Food Rules is to eating what Elements of Style is to writing

Food - from the growing to consumption to the entire system surrounding it - is a top 5 global issue. We're eating ourselves to death. This is Michael Pollan's excellent manifesto... that fits in your pocket and reads in 20 min.

Food Rules Rules!

I picked up Food Rules: An Eater's Manual, because I have been searching for just this type of book for many of my clients as a New Year's gift. I read the slim book quickly in a bookstore and it is the perfect present for my clients who are not eating healthy diets (but who have confessed they wish to.) I am an interior designer/organizer and see how my clients eat all the time when I redesign and organize their kitchens. Pollan's In Defense of Food and The Omnivore's Dilemma are both excellent, but can be intimidating. Not Food Rules--it is short and easy to understand. The book is divided into three parts and has 64 chapters or rules. The following will give you an good idea of what the book is about: Part I, What should I eat? Includes such chapters as "Don't eat anything your great-grandmother wouldn't recognize as food", "avoid food products that contain more than five ingredients", and "avoid foods that contain high-fructose corn syrup". Part II, What kind of food should I eat? Includes "Eat mostly plants, especially leaves", "eat your colors", and "the whiter the bread, the sooner you will be dead." Part III, How should I eat? Includes "pay more, eat less," "eat less," and "limit your snacks to unprocessed plant food." For those of you who desire a healthier diet, Food Rules is a terrific guide that makes understanding what to put into your body simple to understand and implement. Finally, if healthy eating is a new concept for you, you will find the clever chapter titles easy to memorize, thus making the concept of healthy eating a simple one to learn. Highly recommend. By the author of the award winning book, HARMONIOUS ENVIRONMENT and SELL YOUR HOME FAST IN A BUYER'S MARKET

This book is necessary...

It is amazing how complicated we have allowed our diets, and our understanding of our diets, to become. Even Pollan's most recent book In Defense of Food: An Eaters Manifesto - which seemed to be a pretty simple premise - ended up being a (wonderfully) complicated journey through our food system.
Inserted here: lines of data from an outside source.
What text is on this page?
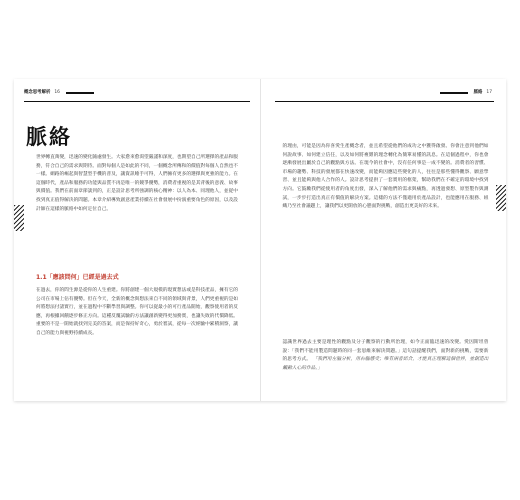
概念思考解析 16
脈絡
世界轉直萬變，迅速的變化隨處發生。大家愈來愈渴望嚴謹和深度，也期望自己所選擇的產品和服務，符合自己的需求與期待。面對每個人是如此的不同，一個概念所傳和的價值對每個人自然也不一樣。網路的崛起與智慧型手機的普及，讓資訊唾手可得，人們擁有更多的選擇與更強的能力。在這個時代，產品和服務的功能與品質不再是唯一的競爭優勢，消費者重視的是其背後的意義、故事與價值。我們在前面章節談到的，正是設計思考所強調的核心精神：以人為本、同理他人，並從中找到真正值得解決的問題。本章介紹導致創意產業持續在社會發展中扮演重要角色的原因，以及設計師在這樣的脈絡中如何定位自己。
1.1「應該問何」已經是過去式
在過去，你的問生源是從你的人生重建。你將創建一個大規模的現實想法或是科技產品，擁有它的公司在市場上佔有優勢。但在今天，全新的概念與想法來自不同的領域與背景，人們更重視的是如何將想法付諸實行，並在過程中不斷學習與調整。你可以從最小的可行產品開始，觀察使用者的反應，再根據回饋逐步修正方向。這種反覆試驗的方法讓創新變得更加務實，也讓失敗的代價降低。重要的不是一開始就找到完美的答案，而是保持好奇心，勇於嘗試，從每一次經驗中累積洞察，讓自己的能力與視野持續成長。
脈絡 17
的理由，可能是因為你喜愛生產概念者，並且希望從他們的成功之中獲得啟發。你會注意到他們如何說故事、如何建立信任，以及如何將複雜的理念轉化為簡單易懂的訊息。在這個過程中，你也會逐漸發展出屬於自己的觀點與方法。在現今的社會中，沒有任何事是一成不變的。消費者的習慣、市場的趨勢、科技的發展都在快速改變，而能夠因應這些變化的人，往往是那些懂得觀察、願意學習、並且能夠與他人合作的人。設計思考提供了一套實用的框架，幫助我們在不確定的環境中找到方向。它鼓勵我們從使用者的角度出發，深入了解他們的需求與痛點，再透過發想、原型製作與測試，一步步打造出真正有價值的解決方案。這樣的方法不僅適用於產品設計，也能應用在服務、組織乃至社會議題上，讓我們以更開放的心態面對挑戰，創造出更美好的未來。
認識世界過去主要是理性的觀點及分子觀察的行動所治理，如今正面臨迅速的改變。愛因斯坦曾說：「我們不能用製造問題時的同一套思維來解決問題。」這句話提醒我們，面對新的挑戰，需要新的思考方式。 「我們用左腦分析，用右腦感受；唯有兩者結合，才能真正理解這個世界，並創造出觸動人心的作品。」
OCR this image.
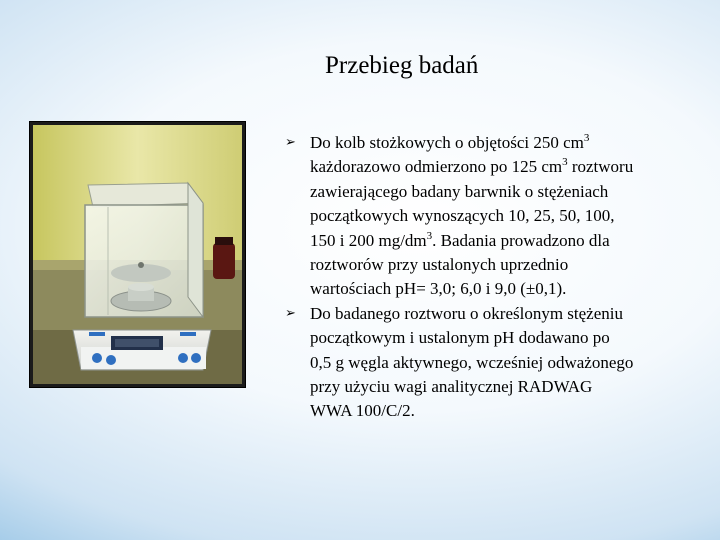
Przebieg badań
➢ Do kolb stożkowych o objętości 250 $cm^3$
każdorazowo odmierzono po 125 $cm^3$ roztworu
zawierającego badany barwnik o stężeniach
początkowych wynoszących 10, 25, 50, 100,
150 i 200 $mg/dm^3$. Badania prowadzono dla
roztworów przy ustalonych uprzednio
wartościach pH= 3,0; 6,0 i 9,0 (±0,1).
➢ Do badanego roztworu o określonym stężeniu
początkowym i ustalonym pH dodawano po
0,5 g węgla aktywnego, wcześniej odważonego
przy użyciu wagi analitycznej RADWAG
WWA 100/C/2.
So when I read that this book was coming out, I wondered if it was necessary given the wealth of information already covered. The answer is: yes, this book is necessary. While there are a million other guides to a healthy diet running around out there, few manage to boil down the essentials in such a usable way. Pollan takes the essential and fascinating information that he wrote about in his previous book and simmers it down into a succinct (the book is basically 70 half pages long) "manual" of rules for eating. While this book retains some of the bones of its predecessor, it is by no means a Cliff's Notes version. This manual is essential reading all on its own. Food Rules is broken down into 3 sections (and this will sound familiar to those that read In Defense of Food): 1- What should I eat? (Eat food) 2 - What kind of food should I eat? (Mostly plants) and 3 - How should I eat? (Not too much). Each section includes 20 or so rules that you can pick and choose from in order to eat a healthy diet. Some of the rules overlap (Avoid food products that contain ingredients that a third-grader cannot pronounce and Avoid ingredients that no ordinary human would keep in the pantry, for instance) and some seem like such common sense that it is almost laughable to include them, but that is why this manual is so important. It distills all of this complex information that we see and hear every day and turns it into something relatable. We know, somewhere in our minds, that certain grains and oils are better than others. Pollan gives us an easy rule to help know which ones are best. We know that most breakfast cereals are little more than desserts and Pollan gives us an easy rule to know which ones are safe. Some rules are humorous (it's not food if it arrived through the window of your car) and some are serious; some rules are easy and others require a bit more dedication. But what this manual has is a wide range of useful tips that can be applied to any life at any time. This is no complicated diet; this is a little pocket book of sensible, realistic rules to help you eat your best.